The USVs are mounted with LIDAR (Light Detection and Ranging) and MBES (Multibeam Echosounder) sensors to generate a high-resolution 3D-georefereced structural mesh of the turbines structure. Pairing this with HD video capability, the mesh is populated with high quality textures allowing a realistic inspection data model of the turbine and surveyed area to be developed. This provides turbine operators with rapid and superior data ‘from seabed to splash zone’, enabling them to identify abnormal conditions on the structure at an accelerated rate.
Another benefit of this disruptive technology is the combination of sensors that can conduct multiple tasks simultaneously, creating an extremely efficient inspection procedure. Previous data sets will also be used to identify change detection over time – helping to spot trends and pre-emptively identify structural concerns.

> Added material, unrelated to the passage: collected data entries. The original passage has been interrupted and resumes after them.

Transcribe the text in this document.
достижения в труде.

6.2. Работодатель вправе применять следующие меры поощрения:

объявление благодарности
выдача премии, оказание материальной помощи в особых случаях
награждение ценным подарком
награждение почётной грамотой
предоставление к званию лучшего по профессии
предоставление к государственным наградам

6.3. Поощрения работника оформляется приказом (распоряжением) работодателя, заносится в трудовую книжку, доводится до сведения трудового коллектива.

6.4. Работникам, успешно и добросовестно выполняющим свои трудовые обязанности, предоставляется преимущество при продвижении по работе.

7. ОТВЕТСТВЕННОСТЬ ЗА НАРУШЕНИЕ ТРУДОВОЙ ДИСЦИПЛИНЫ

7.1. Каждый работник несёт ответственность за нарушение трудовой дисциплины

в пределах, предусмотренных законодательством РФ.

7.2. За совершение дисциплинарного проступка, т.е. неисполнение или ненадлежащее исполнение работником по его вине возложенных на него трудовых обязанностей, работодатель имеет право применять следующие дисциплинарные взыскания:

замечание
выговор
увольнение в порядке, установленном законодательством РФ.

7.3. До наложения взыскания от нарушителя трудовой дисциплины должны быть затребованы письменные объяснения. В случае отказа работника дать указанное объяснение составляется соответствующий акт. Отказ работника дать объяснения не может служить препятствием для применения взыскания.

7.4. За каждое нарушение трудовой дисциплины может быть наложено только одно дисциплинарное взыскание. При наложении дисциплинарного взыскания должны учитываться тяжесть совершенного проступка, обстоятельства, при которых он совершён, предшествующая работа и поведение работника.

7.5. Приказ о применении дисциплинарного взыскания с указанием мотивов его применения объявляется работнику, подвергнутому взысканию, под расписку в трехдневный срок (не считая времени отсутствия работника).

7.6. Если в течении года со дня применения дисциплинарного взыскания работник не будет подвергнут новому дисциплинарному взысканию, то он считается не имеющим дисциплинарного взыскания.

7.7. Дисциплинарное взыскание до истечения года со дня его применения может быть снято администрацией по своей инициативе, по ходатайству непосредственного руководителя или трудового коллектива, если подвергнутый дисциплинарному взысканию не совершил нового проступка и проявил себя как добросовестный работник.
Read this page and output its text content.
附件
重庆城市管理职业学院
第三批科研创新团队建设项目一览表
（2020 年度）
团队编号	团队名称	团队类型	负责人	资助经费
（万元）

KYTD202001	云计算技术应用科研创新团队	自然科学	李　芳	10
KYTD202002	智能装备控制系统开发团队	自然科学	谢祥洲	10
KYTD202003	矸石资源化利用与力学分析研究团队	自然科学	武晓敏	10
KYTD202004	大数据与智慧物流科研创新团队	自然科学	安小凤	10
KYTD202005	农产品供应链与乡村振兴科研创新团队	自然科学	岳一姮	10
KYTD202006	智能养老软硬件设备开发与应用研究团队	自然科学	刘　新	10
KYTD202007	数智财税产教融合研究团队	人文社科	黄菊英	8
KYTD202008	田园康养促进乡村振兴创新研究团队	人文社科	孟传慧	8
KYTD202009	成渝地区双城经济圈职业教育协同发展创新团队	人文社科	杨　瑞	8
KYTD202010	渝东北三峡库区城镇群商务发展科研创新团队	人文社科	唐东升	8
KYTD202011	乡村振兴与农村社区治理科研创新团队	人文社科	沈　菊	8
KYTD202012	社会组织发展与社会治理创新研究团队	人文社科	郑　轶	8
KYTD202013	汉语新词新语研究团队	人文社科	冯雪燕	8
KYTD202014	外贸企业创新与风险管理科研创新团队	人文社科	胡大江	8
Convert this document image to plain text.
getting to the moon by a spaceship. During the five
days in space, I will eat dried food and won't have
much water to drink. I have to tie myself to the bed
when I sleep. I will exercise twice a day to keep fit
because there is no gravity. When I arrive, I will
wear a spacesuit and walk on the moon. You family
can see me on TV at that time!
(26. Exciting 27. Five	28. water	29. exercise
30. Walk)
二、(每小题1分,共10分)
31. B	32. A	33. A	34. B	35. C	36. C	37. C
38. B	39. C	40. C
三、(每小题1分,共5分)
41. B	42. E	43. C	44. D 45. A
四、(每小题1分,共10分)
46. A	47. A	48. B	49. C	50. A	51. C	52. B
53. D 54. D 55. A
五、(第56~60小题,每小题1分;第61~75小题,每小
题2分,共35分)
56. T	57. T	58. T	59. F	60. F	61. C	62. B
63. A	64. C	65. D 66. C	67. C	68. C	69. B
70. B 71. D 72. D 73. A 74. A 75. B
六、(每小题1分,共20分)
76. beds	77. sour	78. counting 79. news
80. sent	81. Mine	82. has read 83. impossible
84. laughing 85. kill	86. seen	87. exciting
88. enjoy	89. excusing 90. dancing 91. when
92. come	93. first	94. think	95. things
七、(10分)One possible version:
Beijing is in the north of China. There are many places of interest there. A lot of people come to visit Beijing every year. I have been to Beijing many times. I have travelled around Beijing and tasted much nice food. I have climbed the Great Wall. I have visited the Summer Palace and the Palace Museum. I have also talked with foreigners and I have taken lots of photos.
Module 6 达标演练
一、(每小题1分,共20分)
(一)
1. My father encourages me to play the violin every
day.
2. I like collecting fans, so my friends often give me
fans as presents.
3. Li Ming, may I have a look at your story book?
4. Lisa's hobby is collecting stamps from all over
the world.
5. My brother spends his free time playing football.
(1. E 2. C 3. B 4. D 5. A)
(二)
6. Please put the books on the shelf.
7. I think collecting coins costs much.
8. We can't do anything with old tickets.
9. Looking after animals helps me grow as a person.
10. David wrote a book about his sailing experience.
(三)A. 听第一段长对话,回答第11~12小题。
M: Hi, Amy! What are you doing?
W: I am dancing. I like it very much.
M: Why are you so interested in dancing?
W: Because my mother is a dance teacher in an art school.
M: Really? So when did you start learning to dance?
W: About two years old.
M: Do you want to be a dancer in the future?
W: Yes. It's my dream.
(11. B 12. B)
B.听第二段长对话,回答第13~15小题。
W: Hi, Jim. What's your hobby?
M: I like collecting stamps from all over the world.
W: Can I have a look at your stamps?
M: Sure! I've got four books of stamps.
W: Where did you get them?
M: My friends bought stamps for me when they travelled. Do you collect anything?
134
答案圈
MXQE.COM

As is often the case with developing technologies, it can be difficult for SMEs, like HydroSurv and MarynSol, to test and validate their innovations within real life conditions on an offshore turbine. This is where ORE Catapult has come into play. We have provided them with valuable access to our Levenmouth Demonstration Turbine (LDT) enabling them to rigorously test their technology and gain tangible data. This is extremely crucial in gaining investor confidence and securing end users, helping the companies disseminate outcomes in their preparation for market and commercialisation. As a result of this access to the LDT the technology has progressed from Technology Readiness Level (TRL) 4, technology validated in lab, to 6, technology demonstrated in relevant environment and both companies hiring new employees.
In the most recent test for SeaWynd at the LDT, the project partners were able to generate high quality images and scans from the sensor devices of the turbine’s structure and surrounding area. HydroSurv and MarynSol were also able to demonstrate the technology’s ability to get up close to the structure to highlight details that were previously difficult to obtain. A highly detailed 3D-georeferenced mesh was generated during the tests highlighting this devices potential for deployment on operational wind farms.
In the UK alone the market for this specific marine inspection task is expected to grow to £8 million by 2030, boosting UK jobs, and exports. The SeaWynd solution is well on its way to meeting the need of this rapidly growing market.